At the time, I was 13. Fearless, reckless and raring to take on the world. I believed I could beat all odds and come out on top. One could blame my gender-neutral upbringing or Stan Lee’s comics or perhaps both. I was the superhero of my life. I was invincible. Till that Sunday arrived. A day etched so deep in my memory I can summon it at will, teleporting into the heart of Tawang’s jungle by simply shutting my eyes.
Tawang was unique in so many ways, as was its jungle – you could not hold your own there. You could not trust it to hold you, either. Literally. They called it ‘false vegetation’. It could be discovered only if someone had the misfortune of skidding off the treacherous roads and into the many bottomless valleys, hurtling through layers of clouds.
Nothing would break that fall. Not shrubs, not rocks, not even trees. I suppose the Jungle did not allow anyone to intrude and get away with it. Trespassing had consequences.
Rocks moved, shrubs were uprooted and trees bent like willows. I know this because nobody I knew had lived to tell the tale. And many a Northeasterner had borne witness to the plummeting ends of both man and his machines.
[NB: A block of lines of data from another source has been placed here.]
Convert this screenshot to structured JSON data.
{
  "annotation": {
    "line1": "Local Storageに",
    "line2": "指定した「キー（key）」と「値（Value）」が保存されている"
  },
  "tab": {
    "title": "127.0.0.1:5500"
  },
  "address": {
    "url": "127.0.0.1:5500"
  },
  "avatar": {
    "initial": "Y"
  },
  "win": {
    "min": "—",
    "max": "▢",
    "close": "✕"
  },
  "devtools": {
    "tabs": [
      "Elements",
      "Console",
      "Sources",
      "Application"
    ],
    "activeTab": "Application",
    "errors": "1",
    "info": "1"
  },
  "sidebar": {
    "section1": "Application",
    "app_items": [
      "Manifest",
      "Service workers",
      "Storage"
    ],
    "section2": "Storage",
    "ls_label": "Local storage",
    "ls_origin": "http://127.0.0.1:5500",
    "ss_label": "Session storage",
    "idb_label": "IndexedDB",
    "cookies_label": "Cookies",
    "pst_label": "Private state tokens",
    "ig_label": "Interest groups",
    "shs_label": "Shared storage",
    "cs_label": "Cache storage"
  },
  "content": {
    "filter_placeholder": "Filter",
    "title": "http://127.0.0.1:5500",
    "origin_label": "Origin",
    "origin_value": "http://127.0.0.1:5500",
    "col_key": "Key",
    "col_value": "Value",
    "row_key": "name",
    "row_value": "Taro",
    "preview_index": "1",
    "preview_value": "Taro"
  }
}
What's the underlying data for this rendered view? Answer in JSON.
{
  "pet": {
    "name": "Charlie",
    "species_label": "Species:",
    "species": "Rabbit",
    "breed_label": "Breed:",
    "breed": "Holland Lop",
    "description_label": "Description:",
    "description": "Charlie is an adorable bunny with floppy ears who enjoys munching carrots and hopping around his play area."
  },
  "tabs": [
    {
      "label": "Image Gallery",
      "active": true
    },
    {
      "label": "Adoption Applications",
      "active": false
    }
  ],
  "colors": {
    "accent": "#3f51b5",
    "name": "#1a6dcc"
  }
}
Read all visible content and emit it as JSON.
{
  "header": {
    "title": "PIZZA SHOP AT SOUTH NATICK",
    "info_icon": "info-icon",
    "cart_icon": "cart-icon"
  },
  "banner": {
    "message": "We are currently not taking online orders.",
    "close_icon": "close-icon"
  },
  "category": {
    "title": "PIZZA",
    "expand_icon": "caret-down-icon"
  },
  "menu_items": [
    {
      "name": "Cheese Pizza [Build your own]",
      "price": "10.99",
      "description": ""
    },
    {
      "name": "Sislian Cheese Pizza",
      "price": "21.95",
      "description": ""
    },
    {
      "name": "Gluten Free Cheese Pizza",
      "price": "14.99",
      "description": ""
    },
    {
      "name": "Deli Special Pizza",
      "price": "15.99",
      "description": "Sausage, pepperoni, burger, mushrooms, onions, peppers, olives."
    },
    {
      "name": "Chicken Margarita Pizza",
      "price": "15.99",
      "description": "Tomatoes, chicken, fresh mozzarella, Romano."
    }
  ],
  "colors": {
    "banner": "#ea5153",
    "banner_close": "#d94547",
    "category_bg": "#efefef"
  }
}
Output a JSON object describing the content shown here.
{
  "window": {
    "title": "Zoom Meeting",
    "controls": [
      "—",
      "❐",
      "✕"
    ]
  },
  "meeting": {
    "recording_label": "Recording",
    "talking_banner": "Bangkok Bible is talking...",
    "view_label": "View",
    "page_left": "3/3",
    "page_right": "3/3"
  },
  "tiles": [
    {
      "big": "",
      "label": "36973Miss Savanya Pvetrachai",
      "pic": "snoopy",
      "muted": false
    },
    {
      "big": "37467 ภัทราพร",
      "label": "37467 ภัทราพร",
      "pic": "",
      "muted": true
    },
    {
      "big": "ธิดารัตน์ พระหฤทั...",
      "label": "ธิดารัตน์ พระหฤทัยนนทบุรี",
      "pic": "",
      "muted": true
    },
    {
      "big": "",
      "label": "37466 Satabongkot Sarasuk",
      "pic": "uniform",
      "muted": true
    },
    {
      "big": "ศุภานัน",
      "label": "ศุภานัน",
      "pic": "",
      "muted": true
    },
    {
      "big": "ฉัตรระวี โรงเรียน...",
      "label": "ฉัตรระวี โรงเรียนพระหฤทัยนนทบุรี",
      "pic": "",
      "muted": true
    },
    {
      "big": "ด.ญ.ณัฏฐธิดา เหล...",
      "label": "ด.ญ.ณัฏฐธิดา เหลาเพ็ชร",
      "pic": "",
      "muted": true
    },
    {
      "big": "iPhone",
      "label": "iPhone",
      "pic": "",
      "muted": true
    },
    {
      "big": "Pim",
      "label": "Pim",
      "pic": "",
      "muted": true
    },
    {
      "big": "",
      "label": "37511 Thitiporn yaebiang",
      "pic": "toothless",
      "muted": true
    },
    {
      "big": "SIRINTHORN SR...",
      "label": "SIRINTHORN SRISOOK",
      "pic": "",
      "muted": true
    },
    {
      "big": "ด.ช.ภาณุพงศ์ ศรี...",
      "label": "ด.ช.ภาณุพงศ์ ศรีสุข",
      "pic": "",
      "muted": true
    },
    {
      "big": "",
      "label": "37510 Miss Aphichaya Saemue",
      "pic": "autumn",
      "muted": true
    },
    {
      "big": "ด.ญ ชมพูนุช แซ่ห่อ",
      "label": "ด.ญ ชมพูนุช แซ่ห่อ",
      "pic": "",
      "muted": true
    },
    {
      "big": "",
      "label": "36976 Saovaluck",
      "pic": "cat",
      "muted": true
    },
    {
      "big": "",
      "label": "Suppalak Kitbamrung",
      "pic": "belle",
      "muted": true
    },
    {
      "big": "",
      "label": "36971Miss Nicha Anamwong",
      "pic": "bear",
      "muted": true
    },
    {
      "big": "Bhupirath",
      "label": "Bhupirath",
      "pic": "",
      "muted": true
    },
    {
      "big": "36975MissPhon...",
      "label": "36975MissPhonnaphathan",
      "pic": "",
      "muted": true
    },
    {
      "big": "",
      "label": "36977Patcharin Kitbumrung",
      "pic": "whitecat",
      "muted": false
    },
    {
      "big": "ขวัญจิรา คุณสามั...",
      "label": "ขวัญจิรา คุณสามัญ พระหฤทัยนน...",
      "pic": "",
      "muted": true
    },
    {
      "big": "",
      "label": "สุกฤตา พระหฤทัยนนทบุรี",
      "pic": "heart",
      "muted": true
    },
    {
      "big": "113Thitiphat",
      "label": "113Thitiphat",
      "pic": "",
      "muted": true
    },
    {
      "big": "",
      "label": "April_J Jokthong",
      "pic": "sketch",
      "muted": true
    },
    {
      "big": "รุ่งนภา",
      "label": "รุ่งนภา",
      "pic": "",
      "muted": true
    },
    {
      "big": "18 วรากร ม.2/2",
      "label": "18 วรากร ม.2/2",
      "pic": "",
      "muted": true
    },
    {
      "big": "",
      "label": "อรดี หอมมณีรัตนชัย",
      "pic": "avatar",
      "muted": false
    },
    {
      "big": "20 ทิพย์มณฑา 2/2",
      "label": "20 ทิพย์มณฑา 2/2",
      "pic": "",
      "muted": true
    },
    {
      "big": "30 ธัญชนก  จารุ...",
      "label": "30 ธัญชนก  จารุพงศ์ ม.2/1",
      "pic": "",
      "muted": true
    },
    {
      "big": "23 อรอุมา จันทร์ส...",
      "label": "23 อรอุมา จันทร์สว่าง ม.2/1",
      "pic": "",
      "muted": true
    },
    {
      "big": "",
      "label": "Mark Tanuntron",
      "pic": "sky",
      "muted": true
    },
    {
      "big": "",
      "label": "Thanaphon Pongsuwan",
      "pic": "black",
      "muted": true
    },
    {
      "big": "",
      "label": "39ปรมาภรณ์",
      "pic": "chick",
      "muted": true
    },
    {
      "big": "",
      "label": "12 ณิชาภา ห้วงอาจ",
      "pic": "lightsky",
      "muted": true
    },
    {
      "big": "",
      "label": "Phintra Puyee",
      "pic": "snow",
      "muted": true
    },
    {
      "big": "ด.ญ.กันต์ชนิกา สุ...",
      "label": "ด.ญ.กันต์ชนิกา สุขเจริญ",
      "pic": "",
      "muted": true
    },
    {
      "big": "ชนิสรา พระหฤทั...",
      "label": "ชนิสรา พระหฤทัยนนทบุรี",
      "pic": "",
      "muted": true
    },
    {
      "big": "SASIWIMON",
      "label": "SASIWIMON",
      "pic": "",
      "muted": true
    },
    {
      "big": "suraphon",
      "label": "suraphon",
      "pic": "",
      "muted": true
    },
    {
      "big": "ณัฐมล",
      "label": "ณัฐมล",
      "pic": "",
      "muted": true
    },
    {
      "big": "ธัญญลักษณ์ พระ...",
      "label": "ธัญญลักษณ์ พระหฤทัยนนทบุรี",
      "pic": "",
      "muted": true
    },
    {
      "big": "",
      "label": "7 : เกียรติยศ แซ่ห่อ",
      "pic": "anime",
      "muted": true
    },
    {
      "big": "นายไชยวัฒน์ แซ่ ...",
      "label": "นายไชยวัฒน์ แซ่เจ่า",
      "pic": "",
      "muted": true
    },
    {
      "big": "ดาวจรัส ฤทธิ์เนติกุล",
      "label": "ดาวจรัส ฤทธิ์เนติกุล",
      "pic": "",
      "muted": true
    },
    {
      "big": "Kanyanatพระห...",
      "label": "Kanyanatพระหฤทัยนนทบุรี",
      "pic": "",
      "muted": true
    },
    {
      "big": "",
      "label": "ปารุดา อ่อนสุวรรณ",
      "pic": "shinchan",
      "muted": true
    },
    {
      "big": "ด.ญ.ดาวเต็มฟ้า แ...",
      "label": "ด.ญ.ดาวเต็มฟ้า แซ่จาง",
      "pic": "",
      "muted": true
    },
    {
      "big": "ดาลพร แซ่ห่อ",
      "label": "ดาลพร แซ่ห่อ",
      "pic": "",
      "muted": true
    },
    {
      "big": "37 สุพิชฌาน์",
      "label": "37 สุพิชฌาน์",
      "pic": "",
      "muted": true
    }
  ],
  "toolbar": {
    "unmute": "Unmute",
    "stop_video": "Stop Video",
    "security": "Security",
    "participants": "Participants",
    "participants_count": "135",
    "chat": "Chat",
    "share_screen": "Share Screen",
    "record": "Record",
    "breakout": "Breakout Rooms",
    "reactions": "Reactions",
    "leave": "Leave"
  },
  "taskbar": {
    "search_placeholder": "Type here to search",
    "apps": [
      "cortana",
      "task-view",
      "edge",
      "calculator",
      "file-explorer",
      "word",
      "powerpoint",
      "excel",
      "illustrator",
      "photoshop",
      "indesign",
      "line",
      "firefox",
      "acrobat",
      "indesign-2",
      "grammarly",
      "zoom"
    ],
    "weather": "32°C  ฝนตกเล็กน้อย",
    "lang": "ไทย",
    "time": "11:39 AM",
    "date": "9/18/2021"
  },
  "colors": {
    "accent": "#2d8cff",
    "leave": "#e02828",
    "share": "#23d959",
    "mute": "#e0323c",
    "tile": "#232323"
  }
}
Worse, quite often, the recovery of whatever remained of the dead could not be attempted. The Jungle didn’t allow that either.
This is a true account of the day I brazenly led five other children into that Jungle. My 13-year-old self simply did not know better, and maybe fortune favours the brave and foolish sometimes. And sometimes … just sometimes, the Jungle that is designed to kill you decides to make you instead.